The possibilities understand before I do. They flow into the light, traveling through the air in a way that shouldn’t be possible. They strike Morvael as daggers, axes, and swords. They pierce him with spears and arrows.
The entire world glows as if it’s alight with liquid silver. The very air I breathe contains it, bits of life . It gives me courage and hope, and I finally respond amid Morvael’s tortured hisses and cries.
“You are the God of Nightmares, but I am awake. Nightmares cannot control the mind and heart of someone who knows that tomorrow will be better than today. I will not succumb to fear because the worst days of my life are behind me. I have already survived my nightmares, Morvael. You have no power over me.”
He screams a final cry, and then he disappears as the silver light washes over the place where he was. Even the black smoke that had tried to pull me into despair is gone.

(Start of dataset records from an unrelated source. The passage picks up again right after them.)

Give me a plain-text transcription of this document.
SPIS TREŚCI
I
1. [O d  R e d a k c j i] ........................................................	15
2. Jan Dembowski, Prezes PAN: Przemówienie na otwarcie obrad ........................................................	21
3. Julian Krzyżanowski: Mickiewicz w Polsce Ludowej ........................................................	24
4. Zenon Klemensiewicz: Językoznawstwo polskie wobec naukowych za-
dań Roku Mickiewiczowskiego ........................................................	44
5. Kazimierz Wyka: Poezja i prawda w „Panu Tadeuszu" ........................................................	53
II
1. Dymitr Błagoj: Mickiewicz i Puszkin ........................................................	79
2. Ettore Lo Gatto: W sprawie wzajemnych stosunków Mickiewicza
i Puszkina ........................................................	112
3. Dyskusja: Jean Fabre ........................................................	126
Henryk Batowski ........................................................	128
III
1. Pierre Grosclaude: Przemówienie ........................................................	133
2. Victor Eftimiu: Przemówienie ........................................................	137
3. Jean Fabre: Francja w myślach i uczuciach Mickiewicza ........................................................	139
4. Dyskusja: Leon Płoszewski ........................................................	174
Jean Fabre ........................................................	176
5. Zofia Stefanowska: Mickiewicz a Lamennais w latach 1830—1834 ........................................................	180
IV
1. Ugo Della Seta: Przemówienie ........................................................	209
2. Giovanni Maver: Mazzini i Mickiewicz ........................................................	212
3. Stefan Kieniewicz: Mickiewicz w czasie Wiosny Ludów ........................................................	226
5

His influence is gone.
Rhion is still unconscious, lying on the ground where Morvael dropped him when he disappeared.
I rush to him to see if he’s still alive.
I fall to my knees and realize his breathing is slow, but the rise and fall of his chest is steady.

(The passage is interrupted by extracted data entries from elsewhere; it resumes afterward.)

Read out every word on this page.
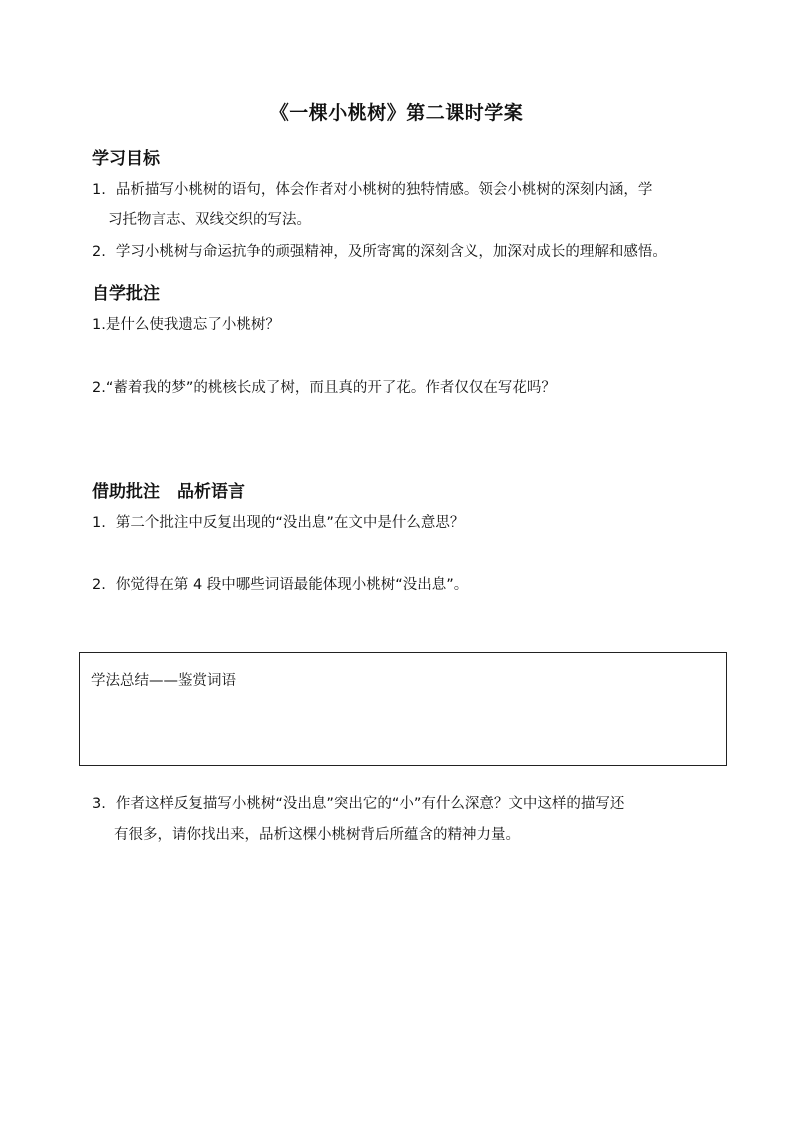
《一棵小桃树》第二课时学案
学习目标
1. 品析描写小桃树的语句，体会作者对小桃树的独特情感。领会小桃树的深刻内涵，学
习托物言志、双线交织的写法。
2. 学习小桃树与命运抗争的顽强精神，及所寄寓的深刻含义，加深对成长的理解和感悟。
自学批注
1.是什么使我遗忘了小桃树？
2.“蓄着我的梦”的桃核长成了树，而且真的开了花。作者仅仅在写花吗？
借助批注　品析语言
1. 第二个批注中反复出现的“没出息”在文中是什么意思？
2. 你觉得在第 4 段中哪些词语最能体现小桃树“没出息”。
学法总结——鉴赏词语
3. 作者这样反复描写小桃树“没出息”突出它的“小”有什么深意？文中这样的描写还
有很多，请你找出来，品析这棵小桃树背后所蕴含的精神力量。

He looks paler than I can remember, and tears run down his cheeks, but he’s alive.
I let go of the light and slump a little as I realize just how much power had flowed through me. Enough to kill a god. What had I done? How had my light been able to attack him like it did?
I run my hand over Rhion’s cheek to wipe off the tears, and his eyes flutter open. “Ainslee,” he whispers. “Ainslee, I had a terrible dream. You were… you were married to someone else. You were happy. I… I’d lost you. Forever.”

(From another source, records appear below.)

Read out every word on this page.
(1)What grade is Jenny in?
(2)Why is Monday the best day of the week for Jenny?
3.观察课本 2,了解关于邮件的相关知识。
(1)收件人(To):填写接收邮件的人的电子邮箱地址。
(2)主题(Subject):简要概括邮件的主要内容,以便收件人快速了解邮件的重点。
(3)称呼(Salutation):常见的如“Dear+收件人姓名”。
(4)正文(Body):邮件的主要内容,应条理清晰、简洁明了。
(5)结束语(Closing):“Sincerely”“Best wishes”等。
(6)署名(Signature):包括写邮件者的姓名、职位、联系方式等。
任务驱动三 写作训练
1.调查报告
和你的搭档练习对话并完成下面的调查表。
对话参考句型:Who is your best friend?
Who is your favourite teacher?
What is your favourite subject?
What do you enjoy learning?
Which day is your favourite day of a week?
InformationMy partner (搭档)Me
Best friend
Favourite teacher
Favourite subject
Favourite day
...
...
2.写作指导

There’s no stopping my tears now, and they run freely onto the stupidly expensive gambeson that Rhion’s wearing.
“It was a nightmare,” I say and lean down to kiss Rhion.
This time, when I press my lips to his, there’s no explosion of light.
There’s just a sense of peace. This is right. Me and Rhion. Together.
I walked through a world of darkness before this past month. I stood against the storm clouds that always lingered on the horizon by telling myself there was no other option. I hoped to find happiness in the spaces between the tears.
But when I’m with Rhion, it doesn’t matter if there are storm clouds.
Even today, before we battled a god, we were happy.
Tragedies happen. Tears will be shed because that’s a part of life, but every moment with this man has been a bright spot.
For the past month, I haven’t walked through the world because that was the only option.
I have yearned for the nights that I could walk beside him.
I realized what life is supposed to be because of him. I never want to go another day without him.
“Rhion, I want to ask you for something,” I whisper.
He smiles up at me, and even though he’s still as pale as a sheet of white linen, he says, “I’d give you the world and moon if your pockets were large enough.”
“I don’t want the world and moon. I want you, Rhion Rahn. Forever.”
He chuckles, but it comes out as a cough. “Darling, you’ve always had me. You just didn’t know it yet.”